Understanding DSC's role in a CI/CD pipeline

This article describes the types of approaches available for combining configurations and resources. The goal for each scenario is the same, to reduce complexity when multiple configurations are preferred to reach a server deployment end state. An example of this would be multiple teams contributing to the outcome of a server deployment, such as an application owner maintaining the application state and a central team releasing changes to security baselines. The nuances of each approach including the benefits and risks are detailed here.

Process flow of a CI/CD Pipeline

Types of Collaborative Authoring Techniques

There are two solutions built in to Local Configuration Manager to enable this concept:

Concept Detailed Information
Partial Configurations Documentation
Composite Resources Documentation

Understanding The Impact of Each Approach

Either of these solutions can be used to manage the outcome of a server deployment. However, there is significant difference in the impact of using each approach.

Partial Configurations

When using Partial Configurations, Local Configuration Manager is configured to manage multiple configurations independently. Configurations are compiled independently and then assigned to the node. This requires LCM to be configured in advance with the name of each configuration.

Diagram of Partial Configurations

Partial Configurations provide two, or more, teams complete control over configuration of a server, often without the benefit of communication or collaboration.

Customers have provided feedback that this can lead to resource conflicts, unintentional overrides, and ultimately loss of true configuration control of the asset.

Additionally, customers have provided feedback that when using this model, each controlling teams configuration changes are unlikely to be fully tested through a release pipeline, leading to unexpected results in production.

It is critical that a single pipeline be used to evaluate all changes released to servers.

In the illustration below, Team B releases their partial configuration to Team A. Team A then runs their tests against a server with both configurations applied. In this model, only one authority has permission to make changes in production.

Diagram of a Partial Single Pipeline

When changes are required from Team B, they should submit a Pull Request against Team A's source control environment. Team A would then review the changes using test automation and release to production when there is confidence that the changes will not cause errors in the applications or services hosted by the server.

Composite Resources

A composite resource is simply a DSC Configuration packaged as a resource. There are no special requirements for configuring LCM to accept composite resources. The resources are used within a new configuration and a single compilation results in one MOF file.

Diagram of a Composite Resource

There are two common scenarios for composite resources. The first is to reduce complexity and abstract unique concepts. The second is to allow baselines to be packaged for an application team to safely deploy through their release pipeline to production after all tests have passed.

Configuration Name
  File 1
    Ensure = "Present"
    Path = "c:\inetpub\file1.zip"
    Source = "http://uri/file1.zip"
  Service A
    Ensure = "Present"
    Name = "ServiceA"
    Status = "Running"
  SecurityBaseline Settings
    Ensure = "Present"
    Datacenter = "NorthAmerica"

Composite resources promote both composition and collaboration using a pipeline while building operational maturity.

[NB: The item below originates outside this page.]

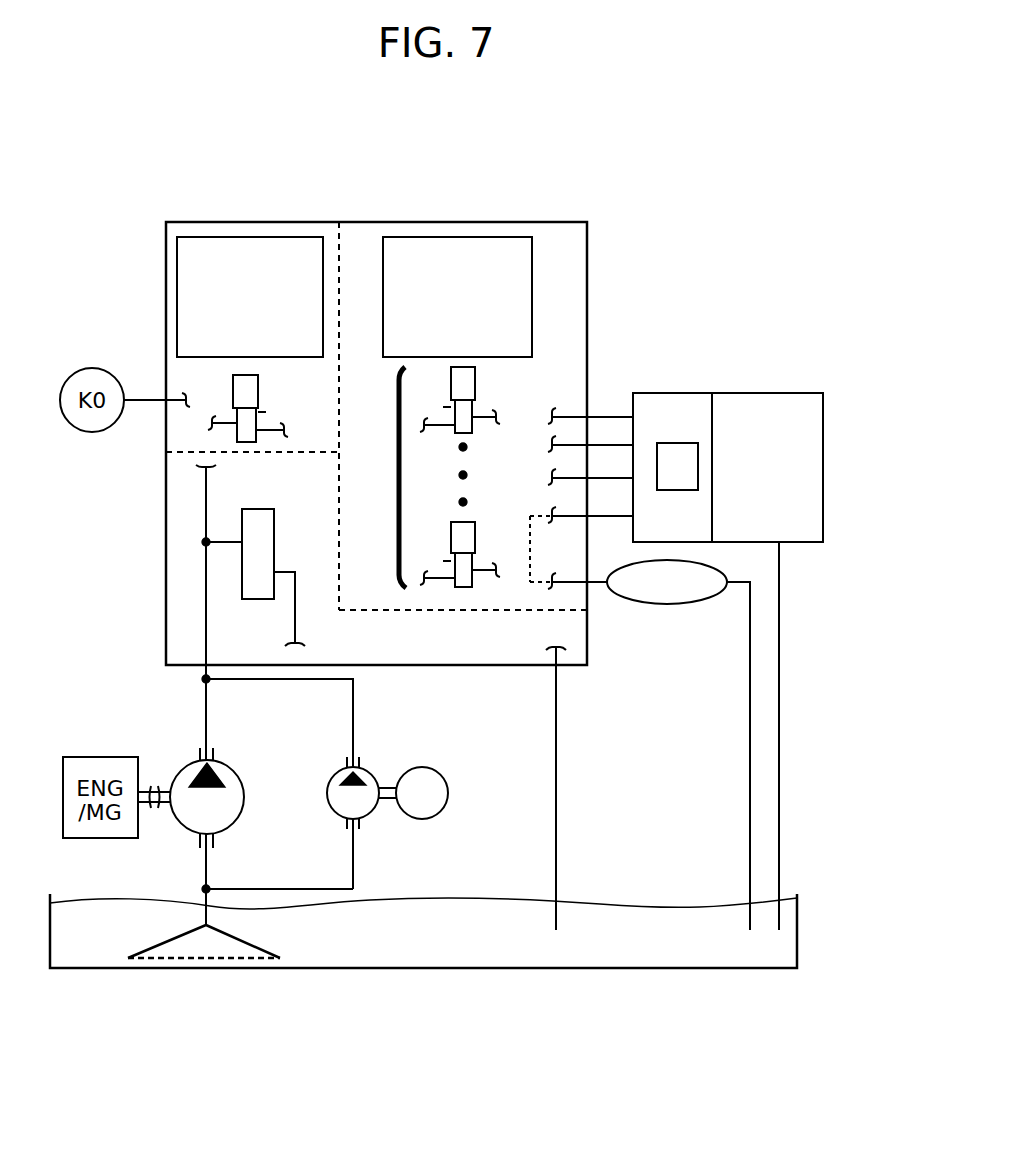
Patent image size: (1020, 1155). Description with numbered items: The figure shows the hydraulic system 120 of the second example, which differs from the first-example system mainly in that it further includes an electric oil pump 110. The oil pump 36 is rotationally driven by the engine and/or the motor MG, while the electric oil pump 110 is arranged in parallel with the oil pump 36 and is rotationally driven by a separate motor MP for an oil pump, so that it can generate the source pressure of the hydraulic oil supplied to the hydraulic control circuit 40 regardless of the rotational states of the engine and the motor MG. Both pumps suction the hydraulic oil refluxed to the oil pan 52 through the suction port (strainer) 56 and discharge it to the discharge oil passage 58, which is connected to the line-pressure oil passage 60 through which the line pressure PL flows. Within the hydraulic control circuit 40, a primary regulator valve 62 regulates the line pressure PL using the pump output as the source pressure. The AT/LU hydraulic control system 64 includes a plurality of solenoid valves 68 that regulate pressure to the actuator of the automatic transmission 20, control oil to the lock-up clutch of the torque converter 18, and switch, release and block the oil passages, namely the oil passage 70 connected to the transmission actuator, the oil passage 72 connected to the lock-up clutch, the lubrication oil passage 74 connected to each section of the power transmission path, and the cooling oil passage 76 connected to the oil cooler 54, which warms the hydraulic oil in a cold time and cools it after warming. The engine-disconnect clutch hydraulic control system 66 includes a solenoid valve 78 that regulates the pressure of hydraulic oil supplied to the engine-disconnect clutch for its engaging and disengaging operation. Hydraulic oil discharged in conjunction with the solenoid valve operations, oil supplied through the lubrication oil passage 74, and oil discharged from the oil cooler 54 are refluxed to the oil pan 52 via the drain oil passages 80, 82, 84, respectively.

You might be already using composite resources without realizing it. An example is ServiceSet. This resource manages the state of multiple Windows Services without listing them individually. The Name property accepts an array of strings to provide the name of each service. When the configuration is compiled, the MOF will contain a unique Service section for each of the Names passed to ServiceSet.

Organizations might have "agents" or "middleware" that should be installed on every server. A composite resource is the best answer to managing the dependencies, setup, and configuration of any such tools and utilities.

The person or team responsible for solutions that span multiple servers authors a configuration containing their requirements. Next, the configuration would be packaged as a composite resource using instructions provided in the composite resource documentation. Finally, the new composite resource should be published to a location such as a file share or NuGet feed where application teams can consume it in their configurations.

Each time the team releases a new version, they would increment the version number in the module manifest for their composite resource. The application teams include the composite resource in the configuration they author for managing application dependencies. When the Operations/Security teams release a new version of their resource, they notify the application teams of a new change.

The application teams might trigger a release to production where the only change is to baselines. However, this provides an opportunity to evaluate impact to applications before risk of a service outage.


Feedback regarding the use of composite resources has included criticism that making changes requires compiling and releasing a new MOF. This is by design. Each new configuration release should include a static reference to a specific version of each resource, and should be validated by tests before reaching production server nodes. The process of testing and releasing changes from source control creates a safe environment for releasing change in small but frequent batches.